Information Theoretic Machine Learning
Following is a very minimal introduction to the mathematical (statistical) ideas that show up very often in information theoretic machine learning and deep learning papers.
Shannon Entropy
- Measures the uncertainty or information of a random variable X
- Measured in bits
- Intuition:
- If X is totally predictable -> H(X) = 0 bits
- If X is uniform over n values -> H(X) = log n bits
$$ H(X) = -\sum_x{p(x) \log_2{p(x)}} $$
Mutual Information
- Measures how much information is shared between X and Y
- Intuition:
- I(X;Y) = 0 -> X and Y are independent
- Larger I(X;Y) -> knowing X tells you more about Y
$$ I(X;Y) = \sum_{x,y}{p(x,y) \log_2{\frac{p(x,y)}{p(x)p(y)}}} $$
Kullback-Leibler (KL) Divergence
- Measures how different two probability distributions P and Q are
- Intuition:
- KL Divergence is 0 if P = Q
- Not symmetric so D_KL(P||Q) != D_KL(Q||P)

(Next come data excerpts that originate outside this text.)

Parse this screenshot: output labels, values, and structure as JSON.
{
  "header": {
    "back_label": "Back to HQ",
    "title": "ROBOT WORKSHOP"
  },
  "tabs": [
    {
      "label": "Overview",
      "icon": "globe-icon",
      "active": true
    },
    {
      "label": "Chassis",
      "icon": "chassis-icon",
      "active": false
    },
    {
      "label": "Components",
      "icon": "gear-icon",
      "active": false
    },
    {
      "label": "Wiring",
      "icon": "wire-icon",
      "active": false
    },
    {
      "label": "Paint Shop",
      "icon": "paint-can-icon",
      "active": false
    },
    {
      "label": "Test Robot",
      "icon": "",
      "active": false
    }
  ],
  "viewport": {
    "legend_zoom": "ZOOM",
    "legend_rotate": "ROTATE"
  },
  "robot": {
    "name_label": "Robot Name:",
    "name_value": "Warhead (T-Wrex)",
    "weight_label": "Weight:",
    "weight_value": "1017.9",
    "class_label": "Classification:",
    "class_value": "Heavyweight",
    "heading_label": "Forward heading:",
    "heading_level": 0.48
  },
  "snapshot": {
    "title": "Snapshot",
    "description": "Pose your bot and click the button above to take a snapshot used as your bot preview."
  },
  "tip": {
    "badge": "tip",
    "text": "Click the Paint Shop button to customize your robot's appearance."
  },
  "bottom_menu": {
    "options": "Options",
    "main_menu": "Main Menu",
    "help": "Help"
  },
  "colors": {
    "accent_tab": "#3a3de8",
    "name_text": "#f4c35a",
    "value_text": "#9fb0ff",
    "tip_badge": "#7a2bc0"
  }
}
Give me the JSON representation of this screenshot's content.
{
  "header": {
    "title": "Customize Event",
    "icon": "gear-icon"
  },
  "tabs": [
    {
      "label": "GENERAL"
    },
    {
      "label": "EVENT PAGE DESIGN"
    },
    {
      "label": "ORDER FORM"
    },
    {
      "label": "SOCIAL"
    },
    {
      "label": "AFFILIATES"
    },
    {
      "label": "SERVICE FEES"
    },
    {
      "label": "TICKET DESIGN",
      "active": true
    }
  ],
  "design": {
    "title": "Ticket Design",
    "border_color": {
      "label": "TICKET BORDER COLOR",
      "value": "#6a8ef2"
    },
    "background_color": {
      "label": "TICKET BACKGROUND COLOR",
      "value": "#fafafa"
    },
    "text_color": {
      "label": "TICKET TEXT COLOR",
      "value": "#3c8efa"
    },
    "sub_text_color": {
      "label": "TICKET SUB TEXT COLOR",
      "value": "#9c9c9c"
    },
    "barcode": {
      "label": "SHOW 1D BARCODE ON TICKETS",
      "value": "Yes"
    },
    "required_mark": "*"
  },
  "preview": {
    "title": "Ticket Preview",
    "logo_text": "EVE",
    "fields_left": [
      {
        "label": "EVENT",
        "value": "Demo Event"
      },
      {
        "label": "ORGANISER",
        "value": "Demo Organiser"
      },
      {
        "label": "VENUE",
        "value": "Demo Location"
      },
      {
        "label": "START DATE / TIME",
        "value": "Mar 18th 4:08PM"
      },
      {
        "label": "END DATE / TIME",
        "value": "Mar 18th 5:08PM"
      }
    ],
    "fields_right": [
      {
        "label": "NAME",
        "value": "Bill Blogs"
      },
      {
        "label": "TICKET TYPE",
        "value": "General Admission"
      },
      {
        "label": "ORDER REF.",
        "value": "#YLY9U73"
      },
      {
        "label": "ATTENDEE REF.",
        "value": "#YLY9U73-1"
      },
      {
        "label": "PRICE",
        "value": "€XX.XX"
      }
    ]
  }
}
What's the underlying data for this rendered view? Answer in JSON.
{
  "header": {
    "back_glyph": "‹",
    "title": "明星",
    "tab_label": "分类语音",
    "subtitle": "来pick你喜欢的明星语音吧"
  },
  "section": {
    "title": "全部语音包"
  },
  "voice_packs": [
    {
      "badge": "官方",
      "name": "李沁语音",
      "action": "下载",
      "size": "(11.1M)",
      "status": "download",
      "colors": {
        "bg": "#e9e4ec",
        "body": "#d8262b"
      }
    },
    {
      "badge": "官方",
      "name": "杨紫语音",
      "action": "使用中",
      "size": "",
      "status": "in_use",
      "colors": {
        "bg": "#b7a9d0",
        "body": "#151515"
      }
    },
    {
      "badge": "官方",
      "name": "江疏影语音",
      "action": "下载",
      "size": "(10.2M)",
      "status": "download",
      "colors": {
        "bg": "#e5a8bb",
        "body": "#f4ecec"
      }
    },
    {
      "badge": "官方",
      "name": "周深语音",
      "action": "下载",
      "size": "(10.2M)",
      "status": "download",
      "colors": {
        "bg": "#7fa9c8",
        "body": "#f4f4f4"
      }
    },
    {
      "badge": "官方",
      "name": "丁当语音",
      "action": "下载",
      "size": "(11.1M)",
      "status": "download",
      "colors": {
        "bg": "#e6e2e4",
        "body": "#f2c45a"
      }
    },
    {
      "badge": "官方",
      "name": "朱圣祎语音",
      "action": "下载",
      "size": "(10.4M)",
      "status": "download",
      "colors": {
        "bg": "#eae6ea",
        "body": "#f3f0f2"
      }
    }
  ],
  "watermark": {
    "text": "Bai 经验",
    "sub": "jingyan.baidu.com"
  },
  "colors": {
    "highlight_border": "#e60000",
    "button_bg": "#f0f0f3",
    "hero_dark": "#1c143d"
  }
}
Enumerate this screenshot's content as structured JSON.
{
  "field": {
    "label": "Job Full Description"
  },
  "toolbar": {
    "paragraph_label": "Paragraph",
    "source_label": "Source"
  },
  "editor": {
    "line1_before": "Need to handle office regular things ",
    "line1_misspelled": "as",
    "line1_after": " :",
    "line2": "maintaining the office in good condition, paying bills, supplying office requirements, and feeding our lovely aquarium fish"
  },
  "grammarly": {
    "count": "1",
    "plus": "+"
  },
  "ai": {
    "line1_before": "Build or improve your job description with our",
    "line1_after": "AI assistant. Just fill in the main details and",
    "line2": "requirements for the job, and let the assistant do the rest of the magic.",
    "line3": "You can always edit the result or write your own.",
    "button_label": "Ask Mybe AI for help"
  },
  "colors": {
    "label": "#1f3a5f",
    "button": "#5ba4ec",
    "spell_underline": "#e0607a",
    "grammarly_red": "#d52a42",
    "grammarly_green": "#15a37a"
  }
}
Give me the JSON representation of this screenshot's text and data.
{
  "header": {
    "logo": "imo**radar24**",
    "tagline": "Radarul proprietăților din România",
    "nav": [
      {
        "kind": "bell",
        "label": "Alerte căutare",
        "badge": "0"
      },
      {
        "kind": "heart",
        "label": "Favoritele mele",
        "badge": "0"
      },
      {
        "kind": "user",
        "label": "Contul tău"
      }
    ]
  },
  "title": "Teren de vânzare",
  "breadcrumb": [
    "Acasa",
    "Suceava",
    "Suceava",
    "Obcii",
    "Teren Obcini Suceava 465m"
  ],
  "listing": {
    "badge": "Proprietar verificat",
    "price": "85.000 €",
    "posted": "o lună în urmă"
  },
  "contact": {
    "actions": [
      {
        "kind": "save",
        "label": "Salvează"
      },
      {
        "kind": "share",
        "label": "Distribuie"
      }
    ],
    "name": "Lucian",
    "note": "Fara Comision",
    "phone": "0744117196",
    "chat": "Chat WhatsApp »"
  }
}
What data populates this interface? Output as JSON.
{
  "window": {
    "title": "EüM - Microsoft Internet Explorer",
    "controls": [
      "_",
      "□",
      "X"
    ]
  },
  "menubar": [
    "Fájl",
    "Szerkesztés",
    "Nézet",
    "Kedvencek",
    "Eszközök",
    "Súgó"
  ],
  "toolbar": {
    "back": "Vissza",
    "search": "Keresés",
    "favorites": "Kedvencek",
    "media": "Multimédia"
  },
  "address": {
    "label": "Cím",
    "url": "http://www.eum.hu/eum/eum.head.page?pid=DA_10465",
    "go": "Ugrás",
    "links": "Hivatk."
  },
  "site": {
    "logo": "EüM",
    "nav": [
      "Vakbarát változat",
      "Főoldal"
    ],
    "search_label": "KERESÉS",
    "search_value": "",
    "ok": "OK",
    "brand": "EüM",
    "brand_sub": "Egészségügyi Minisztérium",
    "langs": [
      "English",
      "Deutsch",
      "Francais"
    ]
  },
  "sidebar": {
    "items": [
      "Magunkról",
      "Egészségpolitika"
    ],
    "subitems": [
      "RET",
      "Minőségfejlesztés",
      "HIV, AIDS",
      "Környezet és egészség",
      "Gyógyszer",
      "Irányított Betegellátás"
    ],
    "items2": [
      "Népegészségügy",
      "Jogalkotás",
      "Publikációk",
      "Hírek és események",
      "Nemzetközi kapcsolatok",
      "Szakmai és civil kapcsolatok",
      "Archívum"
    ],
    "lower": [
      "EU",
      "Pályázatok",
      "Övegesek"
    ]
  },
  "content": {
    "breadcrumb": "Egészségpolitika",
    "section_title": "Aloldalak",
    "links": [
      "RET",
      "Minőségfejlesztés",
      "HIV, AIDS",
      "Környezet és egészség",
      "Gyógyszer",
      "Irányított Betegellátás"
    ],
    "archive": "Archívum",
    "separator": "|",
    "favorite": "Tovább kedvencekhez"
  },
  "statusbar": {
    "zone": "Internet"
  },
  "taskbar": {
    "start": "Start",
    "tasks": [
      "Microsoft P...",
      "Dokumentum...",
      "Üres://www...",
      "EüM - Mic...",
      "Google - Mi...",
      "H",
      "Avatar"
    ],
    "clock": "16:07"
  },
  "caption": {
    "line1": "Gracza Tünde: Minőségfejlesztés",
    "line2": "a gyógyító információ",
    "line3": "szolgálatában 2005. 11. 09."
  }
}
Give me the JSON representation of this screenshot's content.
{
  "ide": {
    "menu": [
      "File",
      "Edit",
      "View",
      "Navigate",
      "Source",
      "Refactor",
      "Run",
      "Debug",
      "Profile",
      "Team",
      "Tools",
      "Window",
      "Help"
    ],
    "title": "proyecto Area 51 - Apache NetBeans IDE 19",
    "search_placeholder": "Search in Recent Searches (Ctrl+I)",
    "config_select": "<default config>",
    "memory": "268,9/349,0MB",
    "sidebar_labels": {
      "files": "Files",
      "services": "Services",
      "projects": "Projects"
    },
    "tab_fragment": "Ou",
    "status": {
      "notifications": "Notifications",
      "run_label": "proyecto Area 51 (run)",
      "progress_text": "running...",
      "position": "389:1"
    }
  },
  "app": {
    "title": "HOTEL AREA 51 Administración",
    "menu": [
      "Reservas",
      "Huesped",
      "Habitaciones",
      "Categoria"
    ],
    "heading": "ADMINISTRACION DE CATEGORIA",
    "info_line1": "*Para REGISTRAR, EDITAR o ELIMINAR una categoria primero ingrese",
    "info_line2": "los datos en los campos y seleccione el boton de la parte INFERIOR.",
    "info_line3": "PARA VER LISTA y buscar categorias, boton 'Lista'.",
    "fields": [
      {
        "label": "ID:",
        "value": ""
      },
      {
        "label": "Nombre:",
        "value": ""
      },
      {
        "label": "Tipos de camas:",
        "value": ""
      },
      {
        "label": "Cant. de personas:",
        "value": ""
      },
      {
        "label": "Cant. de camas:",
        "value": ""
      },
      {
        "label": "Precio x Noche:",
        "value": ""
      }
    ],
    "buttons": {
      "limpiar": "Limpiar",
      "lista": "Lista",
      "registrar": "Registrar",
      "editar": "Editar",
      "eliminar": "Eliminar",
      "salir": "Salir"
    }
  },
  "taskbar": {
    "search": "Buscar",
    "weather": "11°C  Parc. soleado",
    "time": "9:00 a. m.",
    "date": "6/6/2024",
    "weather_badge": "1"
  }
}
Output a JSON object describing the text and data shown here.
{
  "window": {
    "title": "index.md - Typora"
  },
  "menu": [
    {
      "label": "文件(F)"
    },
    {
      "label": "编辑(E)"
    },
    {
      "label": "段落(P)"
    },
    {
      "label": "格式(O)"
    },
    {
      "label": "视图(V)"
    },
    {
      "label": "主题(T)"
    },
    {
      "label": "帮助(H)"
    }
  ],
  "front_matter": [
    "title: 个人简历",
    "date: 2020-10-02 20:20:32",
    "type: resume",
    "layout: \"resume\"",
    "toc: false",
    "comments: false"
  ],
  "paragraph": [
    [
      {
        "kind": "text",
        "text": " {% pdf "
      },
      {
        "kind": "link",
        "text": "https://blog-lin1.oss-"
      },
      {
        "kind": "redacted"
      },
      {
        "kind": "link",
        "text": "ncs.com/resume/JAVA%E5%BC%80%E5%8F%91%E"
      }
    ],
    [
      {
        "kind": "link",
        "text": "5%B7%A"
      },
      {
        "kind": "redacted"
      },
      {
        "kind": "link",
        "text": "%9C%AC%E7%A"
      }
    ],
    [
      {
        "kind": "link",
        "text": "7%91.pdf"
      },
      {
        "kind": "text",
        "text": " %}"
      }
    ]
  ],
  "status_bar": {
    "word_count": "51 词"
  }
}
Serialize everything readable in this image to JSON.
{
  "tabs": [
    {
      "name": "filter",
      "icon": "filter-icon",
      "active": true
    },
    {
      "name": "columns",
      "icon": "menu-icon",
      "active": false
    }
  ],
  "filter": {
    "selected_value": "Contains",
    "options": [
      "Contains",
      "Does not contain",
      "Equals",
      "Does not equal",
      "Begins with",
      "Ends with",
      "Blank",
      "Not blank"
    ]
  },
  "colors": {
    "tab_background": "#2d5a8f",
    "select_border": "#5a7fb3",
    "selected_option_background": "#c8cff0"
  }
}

- Extra bits required to encode P using a code optimized for Q
$$ D_{KL}(P||Q) = \sum_x{P(x) \log_2{\frac{P(x)}{Q(x)}}} $$
Multivariate Gaussian
- A multidimensional bell curve where Σ controls the shape/spread
$$ p(x) = \frac{1}{\sqrt{(2\pi)^k |\sum|}} \exp(- \frac{1}{2} (x - \mu)^T \sum^{-1}(x - \mu)) $$
Expectation
- Average value of f(X) if X is drawn according to P
- Weighted average of f(X) over the probability of X
$$ \mathbb{E}_{P(X)}[f(X)] = \int P(x)f(x) dx $$
Kronecker Delta
- A simple way to pick out one element or enforce equality in sums
- Basically like a switch
$$ \delta(i,j) = (1 \text{ if } i = j, 0 \text{ if } i \neq j) $$